Sie hätte aber auf den Sachinhalt (z.B. «Ja, hier ist grüne Welle, das ist ganz angenehm») oder auf die Selbstoffenbarung (z.B. «Du hast es eilig?») oder den Appell (z.B. durch Gas geben) reagieren können.
Diese freie Auswahl des Empfängers führt zu manchen Störungen – etwa dann, wenn der Empfänger auf eine Seite Bezug nimmt, auf die der Sender das Gewicht nicht legen wollte. Oder wenn der Empfänger überwiegend nur mit einem Ohr hört, und damit taub ist (oder sich taub stellt) für alle Botschaften, die sonst noch ankommen. Die ausgewogene «Vierohrigkeit» sollte zur kommunikationspsychologischen Grundausrüstung des Empfängers gehören. Von Situation zu Situation ist dann zu entscheiden, auf welche Seite(n) zu reagieren ist.
2.
Einseitige Empfangsgewohnheiten
Bei vielen Empfängern ist – unabhängig von den Situationserfordernissen – ein Ohr auf Kosten der anderen besonders gut ausgebildet. Betrachten wir im Folgenden die einzelnen «Ohren» und welche Folgen ihre einseitige Spezialisierung mit sich bringt.
2.1
Das «Sach-Ohr»
Viele Empfänger (vor allem Männer und Akademiker) sind darauf geeicht, sich auf die Sachseite der Nachricht zu stürzen und das Heil in der Sachauseinandersetzung zu suchen. Dies erweist sich regelmäßig dann als verhängnisvoll, wenn das eigentliche Problem nicht so sehr in einer sachlichen Differenz besteht, sondern auf der zwischenmenschlichen Ebene liegt.
Abb. 15:
Der sach-ohrige Empfänger.
Das folgende Beispiel ist zwar eine Karikatur, aber im Kern gar nicht einmal so praxisfremd:
Frau: «Liebst du mich noch?»
Mann: «Ja, weißt du, da müssten wir erst einmal den Begriff ‹Liebe› definieren, da kann man ja nun sehr viel drunter verstehen …»

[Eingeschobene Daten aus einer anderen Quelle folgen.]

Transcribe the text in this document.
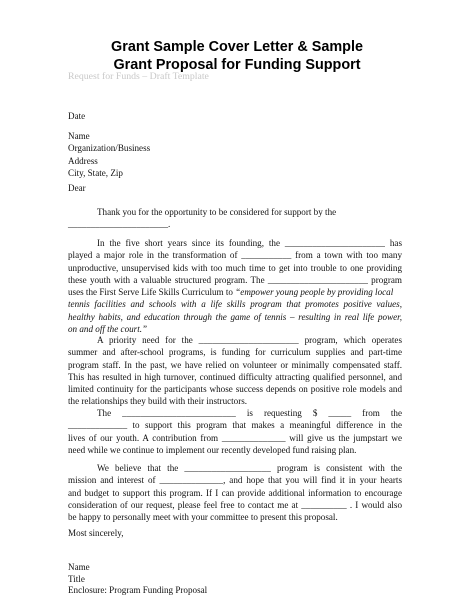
Grant Sample Cover Letter & Sample
Grant Proposal for Funding Support
Request for Funds – Draft Template
Date
Name
Organization/Business
Address
City, State, Zip
Dear
Thank you for the opportunity to be considered for support by the
______________________.
In the five short years since its founding, the ______________________ has
played a major role in the transformation of ___________ from a town with too many
unproductive, unsupervised kids with too much time to get into trouble to one providing
these youth with a valuable structured program. The ______________________ program
uses the First Serve Life Skills Curriculum to “empower young people by providing local
tennis facilities and schools with a life skills program that promotes positive values,
healthy habits, and education through the game of tennis – resulting in real life power,
on and off the court.”
A priority need for the ______________________ program, which operates
summer and after-school programs, is funding for curriculum supplies and part-time
program staff. In the past, we have relied on volunteer or minimally compensated staff.
This has resulted in high turnover, continued difficulty attracting qualified personnel, and
limited continuity for the participants whose success depends on positive role models and
the relationships they build with their instructors.
The _________________________ is requesting $ _____ from the
_____________ to support this program that makes a meaningful difference in the
lives of our youth. A contribution from ______________ will give us the jumpstart we
need while we continue to implement our recently developed fund raising plan.
We believe that the ___________________ program is consistent with the
mission and interest of ______________, and hope that you will find it in your hearts
and budget to support this program. If I can provide additional information to encourage
consideration of our request, please feel free to contact me at __________ . I would also
be happy to personally meet with your committee to present this proposal.
Most sincerely,
Name
Title
Enclosure: Program Funding Proposal
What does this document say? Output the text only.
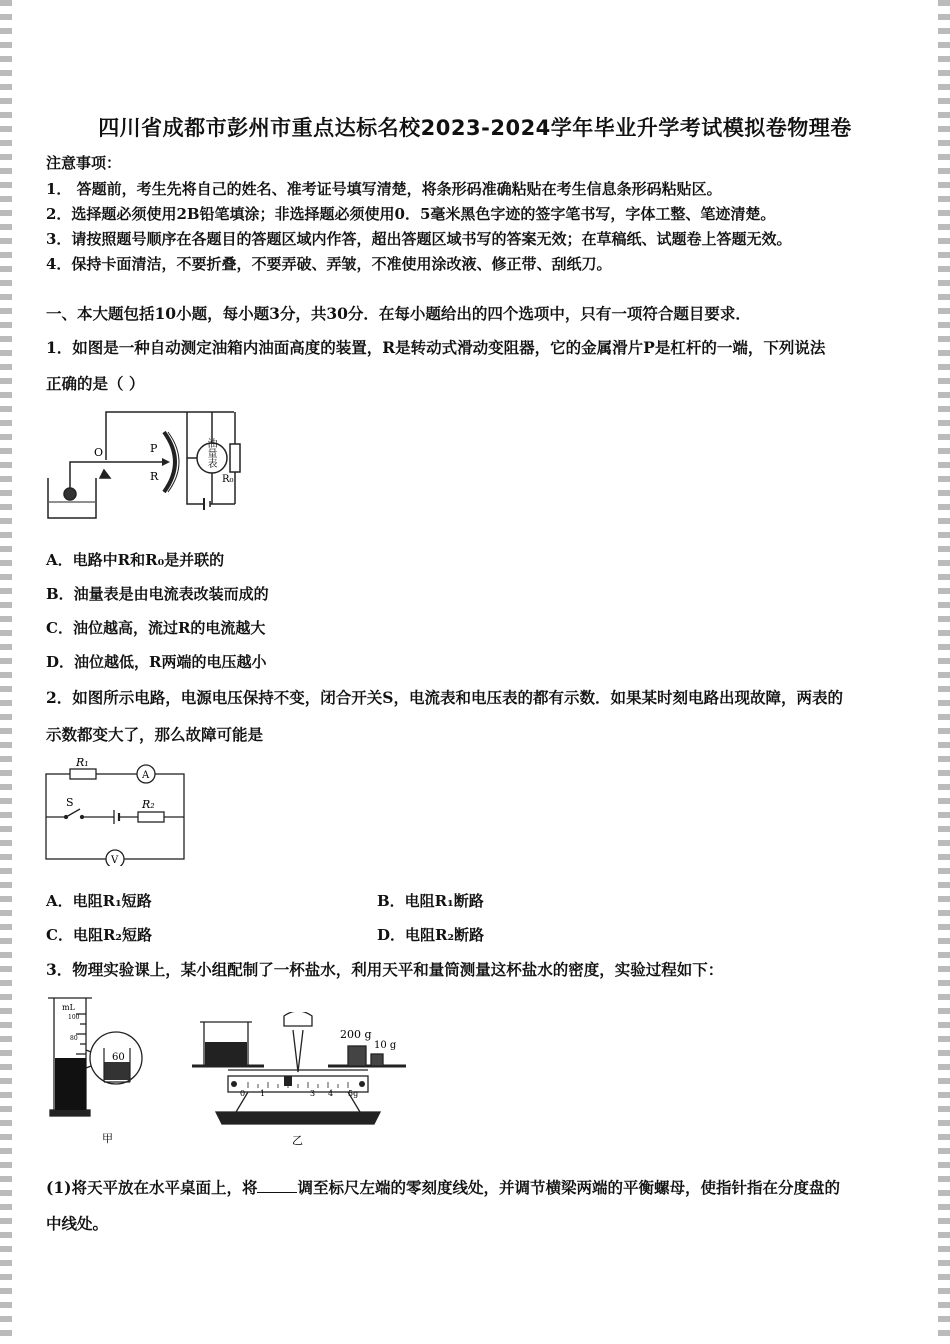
四川省成都市彭州市重点达标名校2023-2024学年毕业升学考试模拟卷物理卷
注意事项：
1． 答题前，考生先将自己的姓名、准考证号填写清楚，将条形码准确粘贴在考生信息条形码粘贴区。
2．选择题必须使用2B铅笔填涂；非选择题必须使用0．5毫米黑色字迹的签字笔书写，字体工整、笔迹清楚。
3．请按照题号顺序在各题目的答题区域内作答，超出答题区域书写的答案无效；在草稿纸、试题卷上答题无效。
4．保持卡面清洁，不要折叠，不要弄破、弄皱，不准使用涂改液、修正带、刮纸刀。
一、本大题包括10小题，每小题3分，共30分．在每小题给出的四个选项中，只有一项符合题目要求．
1．如图是一种自动测定油箱内油面高度的装置，R是转动式滑动变阻器，它的金属滑片P是杠杆的一端，下列说法
正确的是（ ）
O	P
R	R₀
油量表
A．电路中R和R₀是并联的
B．油量表是由电流表改装而成的
C．油位越高，流过R的电流越大
D．油位越低，R两端的电压越小
2．如图所示电路，电源电压保持不变，闭合开关S，电流表和电压表的都有示数．如果某时刻电路出现故障，两表的
示数都变大了，那么故障可能是
R₁
A
S	R₂
V
A．电阻R₁短路	B．电阻R₁断路
C．电阻R₂短路	D．电阻R₂断路
3．物理实验课上，某小组配制了一杯盐水，利用天平和量筒测量这杯盐水的密度，实验过程如下：
mL
100
80
60
甲
200 g
10 g
0 1	3 4 5g
乙
(1)将天平放在水平桌面上，将	调至标尺左端的零刻度线处，并调节横梁两端的平衡螺母，使指针指在分度盘的
中线处。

Frau: «Ich mein doch nur, welche Gefühle du mir gegenüber hast …»
Mann: «Nun, Gefühle – das sind ja zeit-variable Phänomene, darüber gibt es keine generellen Aussagen …» usw.
Beide reden aneinander vorbei. Weniger offensichtlich ist dies in Situationen, wo beide darangehen, ein Beziehungsproblem mit Sachargumenten auszufechten. Da es sich hier um einen verbreiteten Kardinalfehler in der zwischenmenschlichen Kommunikation handelt, soll er an einem Beispiel ausführlich besprochen werden:
Die Mutter und die Tochter . Tochter, 16 Jahre, schickt sich an, die Wohnung zu verlassen, um sich mit Freunden zu treffen. Es ergibt sich folgender Dialog (s. Abb. 16):
Abb. 16:
Die Mutter und die Tochter.
Mutter: «Und zieh dir ’ne Jacke über, ja! – Es ist kalt draußen.»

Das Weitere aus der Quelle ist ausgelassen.